Nanepashemet | |
---|---|
Died | 1619 Massachusetts |
Title | Sachem |
Spouse(s) | Squaw Sachem |
Children | Sagamore John, Sagamore James, Sagamore George |
Nanepashemet (died 1619) was the leader, or Great Sachem, of the Pawtucket Confederation of Abenaki peoples in present-day New England before the landing of the Pilgrims. He ruled over a large part of what is now coastal Northeastern Massachusetts.
After his death in 1619, his wife, recorded by the English only as Squaw Sachem, and three sons governed the confederation's territories, during the period of the Great Migration to New England by English Puritans from about 1620 to 1640. By 1633, only the youngest son of the three, Wenepoykin, known to the colonists as "Sagamore George," had survived a major smallpox epidemic that year that decimated the tribes. He took over his brothers' territories as sachem, except for areas that had been ceded to colonists.
By c. 1607, Nanepashemet controlled the lands from the Charles River of present-day Boston, north to the Piscataqua River in Portsmouth and west to the Concord River. His influence stretched north to the Pennacook tribe, which inhabited the White Mountains region of present-day New Hampshire.

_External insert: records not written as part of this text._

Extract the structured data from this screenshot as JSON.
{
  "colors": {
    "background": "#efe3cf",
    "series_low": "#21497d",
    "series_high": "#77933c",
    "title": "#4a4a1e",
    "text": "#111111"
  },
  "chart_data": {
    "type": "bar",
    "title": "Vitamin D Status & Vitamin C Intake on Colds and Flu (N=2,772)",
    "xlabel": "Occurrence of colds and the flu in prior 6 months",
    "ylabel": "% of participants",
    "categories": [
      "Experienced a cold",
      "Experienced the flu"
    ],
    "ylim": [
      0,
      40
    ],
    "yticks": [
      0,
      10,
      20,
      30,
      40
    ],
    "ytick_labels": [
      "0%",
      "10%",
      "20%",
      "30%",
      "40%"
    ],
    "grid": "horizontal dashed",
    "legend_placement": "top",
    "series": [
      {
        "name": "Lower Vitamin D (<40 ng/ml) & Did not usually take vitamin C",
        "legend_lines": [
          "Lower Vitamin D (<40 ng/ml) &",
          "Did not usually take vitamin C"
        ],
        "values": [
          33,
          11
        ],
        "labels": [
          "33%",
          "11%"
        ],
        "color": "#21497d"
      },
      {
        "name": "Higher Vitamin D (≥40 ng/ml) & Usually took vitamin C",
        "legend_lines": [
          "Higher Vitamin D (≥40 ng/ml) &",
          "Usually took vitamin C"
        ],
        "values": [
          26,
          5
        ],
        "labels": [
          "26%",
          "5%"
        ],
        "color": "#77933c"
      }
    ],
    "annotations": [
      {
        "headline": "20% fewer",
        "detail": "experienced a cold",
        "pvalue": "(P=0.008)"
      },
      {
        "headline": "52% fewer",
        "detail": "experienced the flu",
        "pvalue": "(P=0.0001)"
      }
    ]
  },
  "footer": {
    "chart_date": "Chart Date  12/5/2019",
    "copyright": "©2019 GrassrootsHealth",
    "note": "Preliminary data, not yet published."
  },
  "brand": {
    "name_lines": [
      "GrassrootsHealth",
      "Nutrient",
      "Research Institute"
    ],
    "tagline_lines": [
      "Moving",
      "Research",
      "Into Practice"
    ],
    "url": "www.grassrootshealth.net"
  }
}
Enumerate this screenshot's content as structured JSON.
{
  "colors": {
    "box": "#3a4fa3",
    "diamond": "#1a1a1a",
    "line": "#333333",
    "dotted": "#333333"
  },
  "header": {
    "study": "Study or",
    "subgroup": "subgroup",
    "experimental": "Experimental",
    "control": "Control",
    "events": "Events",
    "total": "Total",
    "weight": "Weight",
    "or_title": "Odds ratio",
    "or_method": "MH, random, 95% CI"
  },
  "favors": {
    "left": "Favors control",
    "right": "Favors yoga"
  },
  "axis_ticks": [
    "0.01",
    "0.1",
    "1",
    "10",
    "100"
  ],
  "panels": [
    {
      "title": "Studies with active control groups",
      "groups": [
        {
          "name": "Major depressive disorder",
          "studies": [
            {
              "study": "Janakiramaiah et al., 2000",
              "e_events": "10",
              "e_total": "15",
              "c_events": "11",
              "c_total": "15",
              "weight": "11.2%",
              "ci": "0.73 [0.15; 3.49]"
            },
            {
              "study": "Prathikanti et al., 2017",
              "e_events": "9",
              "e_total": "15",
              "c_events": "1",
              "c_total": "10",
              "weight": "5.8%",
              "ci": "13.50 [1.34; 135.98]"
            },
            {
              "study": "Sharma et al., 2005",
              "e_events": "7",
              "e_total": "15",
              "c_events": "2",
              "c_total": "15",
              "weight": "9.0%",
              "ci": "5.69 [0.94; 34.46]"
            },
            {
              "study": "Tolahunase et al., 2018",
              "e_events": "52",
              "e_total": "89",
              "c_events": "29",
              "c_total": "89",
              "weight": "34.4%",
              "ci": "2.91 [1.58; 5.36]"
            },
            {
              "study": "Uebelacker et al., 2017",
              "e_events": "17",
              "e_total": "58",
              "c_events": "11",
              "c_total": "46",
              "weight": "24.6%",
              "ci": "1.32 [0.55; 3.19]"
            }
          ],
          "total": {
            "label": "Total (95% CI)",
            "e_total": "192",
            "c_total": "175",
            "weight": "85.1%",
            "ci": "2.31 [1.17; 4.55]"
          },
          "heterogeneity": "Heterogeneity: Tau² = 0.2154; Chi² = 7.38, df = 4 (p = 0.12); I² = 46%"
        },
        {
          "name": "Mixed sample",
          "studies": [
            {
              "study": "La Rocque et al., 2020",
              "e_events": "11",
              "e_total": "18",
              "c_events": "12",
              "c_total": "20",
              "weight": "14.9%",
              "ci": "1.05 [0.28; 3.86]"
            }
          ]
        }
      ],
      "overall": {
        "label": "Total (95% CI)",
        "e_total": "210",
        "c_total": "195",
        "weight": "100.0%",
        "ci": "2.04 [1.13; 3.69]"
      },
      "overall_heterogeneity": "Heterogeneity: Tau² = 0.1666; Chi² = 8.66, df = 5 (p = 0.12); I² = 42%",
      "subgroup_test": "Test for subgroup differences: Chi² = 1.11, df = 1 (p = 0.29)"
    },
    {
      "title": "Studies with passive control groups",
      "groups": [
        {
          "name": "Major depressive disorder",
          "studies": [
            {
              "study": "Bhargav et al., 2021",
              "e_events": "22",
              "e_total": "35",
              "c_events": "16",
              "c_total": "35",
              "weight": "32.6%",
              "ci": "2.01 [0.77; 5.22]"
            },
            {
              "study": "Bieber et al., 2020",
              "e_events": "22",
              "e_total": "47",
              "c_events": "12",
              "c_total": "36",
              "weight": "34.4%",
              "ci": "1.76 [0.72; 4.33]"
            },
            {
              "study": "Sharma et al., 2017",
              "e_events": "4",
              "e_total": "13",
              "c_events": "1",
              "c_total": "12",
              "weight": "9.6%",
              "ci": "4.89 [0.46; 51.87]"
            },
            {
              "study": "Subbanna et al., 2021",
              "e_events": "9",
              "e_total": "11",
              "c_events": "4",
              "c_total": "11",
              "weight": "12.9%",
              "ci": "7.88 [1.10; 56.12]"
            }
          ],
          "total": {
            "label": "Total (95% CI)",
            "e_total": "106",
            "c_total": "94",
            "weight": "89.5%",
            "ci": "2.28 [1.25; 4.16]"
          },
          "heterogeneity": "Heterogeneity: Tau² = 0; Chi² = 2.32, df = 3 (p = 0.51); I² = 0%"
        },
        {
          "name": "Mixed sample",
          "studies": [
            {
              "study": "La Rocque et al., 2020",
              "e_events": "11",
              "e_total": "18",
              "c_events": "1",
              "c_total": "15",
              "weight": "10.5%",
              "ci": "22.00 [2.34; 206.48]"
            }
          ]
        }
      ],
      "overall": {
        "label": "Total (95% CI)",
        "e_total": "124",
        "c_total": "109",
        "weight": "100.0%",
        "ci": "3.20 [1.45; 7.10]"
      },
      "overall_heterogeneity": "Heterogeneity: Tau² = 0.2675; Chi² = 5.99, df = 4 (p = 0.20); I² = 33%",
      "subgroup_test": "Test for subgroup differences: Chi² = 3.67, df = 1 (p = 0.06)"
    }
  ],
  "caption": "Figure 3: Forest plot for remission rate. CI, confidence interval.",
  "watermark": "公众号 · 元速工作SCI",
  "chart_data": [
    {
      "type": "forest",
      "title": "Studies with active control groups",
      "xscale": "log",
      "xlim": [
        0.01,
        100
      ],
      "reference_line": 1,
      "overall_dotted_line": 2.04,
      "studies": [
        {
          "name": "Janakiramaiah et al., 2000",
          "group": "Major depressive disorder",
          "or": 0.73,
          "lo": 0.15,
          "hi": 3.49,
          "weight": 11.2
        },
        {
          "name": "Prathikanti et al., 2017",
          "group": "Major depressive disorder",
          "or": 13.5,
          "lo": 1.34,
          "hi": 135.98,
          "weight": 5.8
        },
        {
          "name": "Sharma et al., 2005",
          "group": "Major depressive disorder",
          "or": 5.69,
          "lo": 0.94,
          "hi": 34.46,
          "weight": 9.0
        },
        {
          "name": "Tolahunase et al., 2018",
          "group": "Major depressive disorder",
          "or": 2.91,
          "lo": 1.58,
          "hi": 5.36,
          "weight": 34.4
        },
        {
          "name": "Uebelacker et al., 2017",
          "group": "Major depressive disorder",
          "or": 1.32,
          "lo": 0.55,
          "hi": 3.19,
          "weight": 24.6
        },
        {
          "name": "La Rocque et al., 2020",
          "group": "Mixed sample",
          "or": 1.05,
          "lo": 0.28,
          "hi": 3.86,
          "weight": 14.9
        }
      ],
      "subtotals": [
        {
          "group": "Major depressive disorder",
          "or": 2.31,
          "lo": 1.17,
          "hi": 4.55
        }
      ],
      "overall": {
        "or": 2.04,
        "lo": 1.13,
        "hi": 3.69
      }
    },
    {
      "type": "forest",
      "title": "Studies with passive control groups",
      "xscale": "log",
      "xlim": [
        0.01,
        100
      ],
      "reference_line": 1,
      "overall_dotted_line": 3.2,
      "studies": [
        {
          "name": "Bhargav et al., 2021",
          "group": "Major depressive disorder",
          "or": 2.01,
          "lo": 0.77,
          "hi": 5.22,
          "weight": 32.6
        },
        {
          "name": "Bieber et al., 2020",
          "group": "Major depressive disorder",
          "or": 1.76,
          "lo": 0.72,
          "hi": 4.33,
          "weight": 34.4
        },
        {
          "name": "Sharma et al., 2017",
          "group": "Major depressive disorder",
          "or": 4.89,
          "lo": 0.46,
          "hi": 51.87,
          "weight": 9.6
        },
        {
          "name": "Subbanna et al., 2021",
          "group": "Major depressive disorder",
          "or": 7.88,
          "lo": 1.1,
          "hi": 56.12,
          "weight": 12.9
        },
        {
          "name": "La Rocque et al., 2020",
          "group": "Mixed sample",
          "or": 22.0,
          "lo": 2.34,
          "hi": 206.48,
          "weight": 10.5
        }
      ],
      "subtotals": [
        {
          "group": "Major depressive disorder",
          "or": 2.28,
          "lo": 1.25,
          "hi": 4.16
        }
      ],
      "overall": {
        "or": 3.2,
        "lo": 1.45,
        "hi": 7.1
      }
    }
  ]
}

As a tribal area, the Pawtucket controlled several territories: Winnisemet (around present-day Chelsea, Massachusetts), Saugus or Swampscott (Lynn), Naumkeag (Salem) (see Naumkeag people), Agawam (Ipswich), Pentucket (Haverhill), from the coast going up the Merrimack. Daniel Gookin includes Piscataqua (Portsmouth, New Hampshire and Eliot, Maine) and Accominta (York, Maine) in the Pawtucket alliance. Other sources name Mishawum (Charlestown, Massachusetts), Mistic (Medford, Massachusetts), Musketaquid (Concord, Massachusetts) and Pannukog (Concord, New Hampshire) as Pawtucket territory.